Stephen Harper has been sworn in as Canada's prime minister, marking the first time in more than a decade that the Conservative Party will rule in traditionally liberal Canada. He pledged to clean up government corruption and revive relations with the US.
The 46-year-old economist also vowed to cut taxes, get tough on crime and reconsider such hot-button issues as gay marriage. He takes over from outgoing Liberal Party leader Paul Martin, whose 18-month government built on the country's robust economy but was deeply marred by an ethics scandal that outraged many Canadians.
"As a government, our mission is clear," Harper said shortly after he was sworn in on Monday.
"We will act on the collective priorities of Canadians so that our country remains strong, independent and free," he said.
Harper's personal politics are in line with those of many Republicans in the neighboring US -- he's anti-abortion and against gay marriage and big government -- and many believe rocky relations will now improve with the White House. But to govern effectively and remain in power, he'll have to balance his own beliefs with the many Canadians who disdain US President George W. Bush and the war in Iraq.
Harper said during his campaign that he intends to introduce another vote on same-sex marriage and reconsider Martin's rejection of Bush's offer to join a continental anti-ballistic missile shield.
But he's also indicated that he would not kowtow to the Bush administration. He used his first press conference after being elected on Jan. 23 to reiterate a campaign pledge to increase Canada's military presence in the Northwest Passage of the Arctic, defending its sovereignty in a region that Washington believes is in international waters.
Harper has also said that Ottawa would continue to fight Washington over its punitive tariffs on Canadian lumber.
Former US secretary of homeland security Tom Ridge, in Toronto for a forum on border security with former deputy prime minister John Manley, said Canadians shouldn't be wary of close relations between Bush and Harper.

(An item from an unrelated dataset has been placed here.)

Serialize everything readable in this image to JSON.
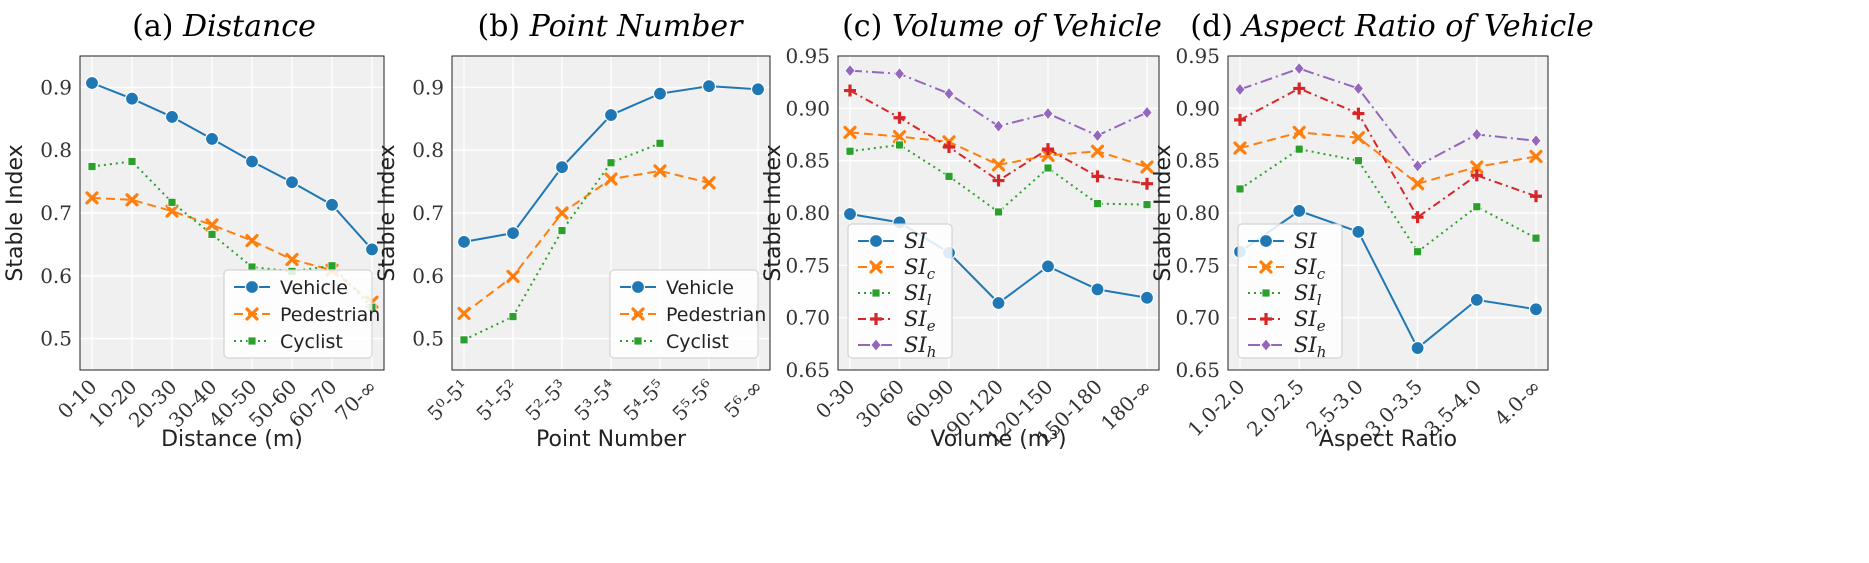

"Clearly, Canada is not going to send troops to Iraq. That's just a fact and you've made that decision ... so that's off the table," Ridge said of Canada's refusal to join the US-led invasion of Iraq. "But maybe we re-engage on softwood, re-engage on missile defense. It's an opportunity."
Ridge and Manley urged Harper to take another look at the concept of a common North American defense perimeter, one of the recommendations released last year by a task force co-chaired by Manley.
"Sometimes people confuse the notion that you're going to compromise sovereignty with collaboration," Ridge said.
Harper immediately went into his first Cabinet meeting with ministers who were also sworn in by Governor-General Michaelle Jean in a ceremony at her residence, Rideau Hall, in the federal capital of Ottawa.
The new team had been kept under wraps and was made public only minutes before the ceremony. The 29th Parliament will convene on April 3, Harper said.
In one big surprise, David Emerson was named minister of international trade, having just been re-elected to parliament two weeks ago as a Liberal.
Peter MacKay, deputy leader of the Conservative Party, was sworn in as minister of foreign affairs and Monte Solberg became minister of citizenship and immigration.
Stockwell Day became minister of public safety, an important post that works closely with Washington on matters of anti-terrorism efforts and continental security.
Harper declined to name a deputy prime minister, doing away with the post.
He also surprised Ottawa by appointing Michael Fortier, a key Conservative Party organizer in Quebec, as public works minister even though he is not a member of Parliament.
The 26-member Cabinet, which includes six women, is much leaner than the 39 positions the Liberals had.
"My smaller Cabinet and more streamlined Cabinet structure are designed for work not for show," Harper said.
Harper reiterated his campaign pledges to cut the national sales tax to 6 percent, crack down on crime, establish wait-time guarantees for the country's beleaguered health-care system and give families C$1,200 (US$1,049) for each child in day care.